Oil Is Responsible For Rising Bond Yields, But Not In The Way You Think, According To One Bank

Late last month, prompted by what was, at the time, the latest edition of JPMorgan’s “Flows & Liquidity” series, we revisited the petrodollar flows story in light of the recent surge in crude prices.

Prices have of course risen to their highest levels since 2014 on the back of supply jitters catalyzed by the Trump administration’s decision to pull the U.S. out of the Iran deal and Venezuela’s ongoing efforts to cement its status as a failed state.

Last week, WTI managed to log a third straight week of gains while Brent has risen for six consecutive weeks. Bottom line:

Crude

This is taking place despite the dollar rally and indeed, it’s adding fuel to the fire for the greenback as real rates in the U.S. have become to a certain extent a function of inflation expectations. As the latter rise, the market assumes the Fed will be more predisposed to tightening and that underpins the dollar, which has seen its correlation with 10Y yields and rate differentials restored of late. Here’s the key chart:

USGGBE10CL

But there’s another avenue by which crude is contributing to the rise in yields and it was tipped in the JPMorgan note mentioned above.

Essentially, the bank argues that while the re-accumulation of reserve assets by oil exporters could theoretically act as a counterbalance to the wind down of DM QE, the other side of the coin is a hit to consumers, whose capacity to save falls as oil prices rise.

In effect, this is a reversal of the dynamics that were at play in 2015, when plunging crude prices raised concerns about “QT” in the form of EM reserve manager de-accumulation. Those fears were exacerbated starting in late August 2015 when China began liquidating their reserves in an effort to control the pace of the yuan devaluation (i.e., in an effort to keep expectations of further weakness from manifesting themselves in a depreciation that went well beyond the mid-August deval., which was pitched as a “one-off”).
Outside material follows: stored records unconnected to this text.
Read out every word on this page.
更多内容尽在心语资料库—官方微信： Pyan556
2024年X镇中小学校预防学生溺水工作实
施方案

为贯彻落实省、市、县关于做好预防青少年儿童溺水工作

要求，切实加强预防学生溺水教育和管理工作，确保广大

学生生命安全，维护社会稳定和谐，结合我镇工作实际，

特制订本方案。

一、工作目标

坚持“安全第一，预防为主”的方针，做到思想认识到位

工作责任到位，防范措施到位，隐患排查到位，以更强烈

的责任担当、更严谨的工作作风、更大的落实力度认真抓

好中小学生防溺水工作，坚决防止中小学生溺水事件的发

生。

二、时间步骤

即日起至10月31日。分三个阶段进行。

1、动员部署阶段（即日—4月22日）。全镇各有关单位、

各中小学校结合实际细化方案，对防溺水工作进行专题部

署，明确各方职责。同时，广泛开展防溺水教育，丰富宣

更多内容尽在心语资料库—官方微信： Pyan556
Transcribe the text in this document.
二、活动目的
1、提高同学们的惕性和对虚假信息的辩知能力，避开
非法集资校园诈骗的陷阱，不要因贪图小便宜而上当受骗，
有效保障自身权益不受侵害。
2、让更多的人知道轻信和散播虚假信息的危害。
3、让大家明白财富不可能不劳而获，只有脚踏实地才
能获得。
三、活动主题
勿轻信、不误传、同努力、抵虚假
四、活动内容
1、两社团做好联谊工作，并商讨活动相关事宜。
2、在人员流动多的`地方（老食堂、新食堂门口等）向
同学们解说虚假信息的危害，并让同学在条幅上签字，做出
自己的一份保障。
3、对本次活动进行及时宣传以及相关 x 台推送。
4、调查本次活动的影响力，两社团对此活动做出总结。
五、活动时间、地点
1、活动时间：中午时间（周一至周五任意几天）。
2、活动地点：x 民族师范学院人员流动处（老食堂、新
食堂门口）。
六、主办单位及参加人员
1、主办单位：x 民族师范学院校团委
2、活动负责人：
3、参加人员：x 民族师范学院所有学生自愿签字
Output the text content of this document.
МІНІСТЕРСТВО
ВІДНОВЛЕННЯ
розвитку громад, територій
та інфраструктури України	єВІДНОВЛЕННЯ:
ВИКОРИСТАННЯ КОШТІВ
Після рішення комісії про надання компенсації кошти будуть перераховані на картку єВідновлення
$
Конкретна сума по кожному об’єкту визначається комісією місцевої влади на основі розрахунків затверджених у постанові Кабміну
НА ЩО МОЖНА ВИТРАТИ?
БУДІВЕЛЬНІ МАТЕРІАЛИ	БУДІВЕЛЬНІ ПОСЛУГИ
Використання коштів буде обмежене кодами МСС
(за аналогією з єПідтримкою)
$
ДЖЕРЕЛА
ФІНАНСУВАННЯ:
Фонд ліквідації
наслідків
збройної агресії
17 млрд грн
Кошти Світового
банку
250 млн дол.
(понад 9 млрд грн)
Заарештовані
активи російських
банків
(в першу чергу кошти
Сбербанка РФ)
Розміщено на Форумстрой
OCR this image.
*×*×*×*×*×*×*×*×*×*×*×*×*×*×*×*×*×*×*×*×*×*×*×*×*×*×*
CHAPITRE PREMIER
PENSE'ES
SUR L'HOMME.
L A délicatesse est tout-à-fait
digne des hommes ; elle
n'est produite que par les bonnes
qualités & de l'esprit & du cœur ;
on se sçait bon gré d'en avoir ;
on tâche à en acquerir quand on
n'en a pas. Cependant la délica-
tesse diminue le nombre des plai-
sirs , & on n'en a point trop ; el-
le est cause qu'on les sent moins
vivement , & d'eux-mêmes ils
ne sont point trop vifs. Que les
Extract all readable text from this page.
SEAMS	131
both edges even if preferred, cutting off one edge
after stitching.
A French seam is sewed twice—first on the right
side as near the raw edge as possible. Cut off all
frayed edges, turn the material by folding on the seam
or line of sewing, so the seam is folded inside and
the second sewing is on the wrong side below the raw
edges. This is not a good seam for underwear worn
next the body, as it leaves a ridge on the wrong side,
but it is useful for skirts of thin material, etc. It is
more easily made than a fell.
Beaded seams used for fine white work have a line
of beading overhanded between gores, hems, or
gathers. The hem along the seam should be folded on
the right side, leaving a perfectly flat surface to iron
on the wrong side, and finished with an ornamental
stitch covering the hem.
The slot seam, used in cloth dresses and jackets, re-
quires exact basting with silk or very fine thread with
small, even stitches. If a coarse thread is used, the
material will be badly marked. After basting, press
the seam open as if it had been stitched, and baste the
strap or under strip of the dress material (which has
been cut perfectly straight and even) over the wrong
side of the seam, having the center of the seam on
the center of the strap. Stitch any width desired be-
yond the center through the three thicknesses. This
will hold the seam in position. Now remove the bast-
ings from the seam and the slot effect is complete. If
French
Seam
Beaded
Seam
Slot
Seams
A cursory take on rising crude prices would be that oil exporters will rebuild reserves, potentially providing a bid for USTs, but as JPMorgan argues in a followup to the above-mentioned note, the loss of savings from oil consumers tied to rising crude prices actually outweighs the reserve reaccumulation technical, leading to a net negative effect on bonds. To wit, from the bank’s Nikolaos Panigirtzoglou:

The massive boost to income for oil consumers between 2014 and 2016 had created a supportive savings flow into fixed income. In particular we believe that a decent part of the previous $1.8tr income windfall seen between 2014 and 2016, equally split between the residential sector, the industrial sector and the transportation sector, was likely saved. These savings most likely took the form of bank deposits which eventually supported bond markets via the banking system deploying these excess deposits into government bond markets. As a result, the oil income windfall to households and oil consuming industries had likely created a bullish flow into fixed income between 2014 and 2016, bigger in size than the bearish fixed income flows resulting from the decumulation of SWF/FX reserves of oil exporting countries during these two years. The opposite has been happening since 2016.

The bolded bit there is key (that’s why I bolded it). Again, the argument is that the windfall savings to consumers from 2014 to 2016 offset the loss of revenue to oil exporters in terms of the read-through for the global fixed income market. If that’s true, then it stands to reason that the opposite is happening now. Here’s another excerpt:

These positive bond flow dynamics emanating from oil consumers started reversing post 2016 as oil prices started rising and as the previous income windfall started eroding. Again, factoring in a rise in oil price from $45 in 2016 to $55 in 2017 and $80 in 2018 implies an income squeeze of $1.1tr for oil consumers, a decent portion of which likely taking the form of reduced flow of savings. In turn, this exerts downward pressure on overall bond demand, and upward pressure on bond yields.

If that’s the case, well then there’s a double whammy going on here (at least for U.S. yields), where inflation expectations slavishly follow crude higher and the net bearish investment flow outlined by JPM leaves a dearth of demand for bonds.

For their part, the bank says that the oil flows effect is the controlling factor for yields (not breakevens). On that score, we’ll leave you with one last passage from the note:

While the temptation is to associate [the relationship between yields and oil prices] with inflation expectations, we believe that this is not credible explanation. Most of the recent rise in bond yields has been due to real yields rising rather than inflation breakevens. Instead we believe that bond markets reacting to an anticipated flow shift caused by the rise in oil prices is a more credible explanation.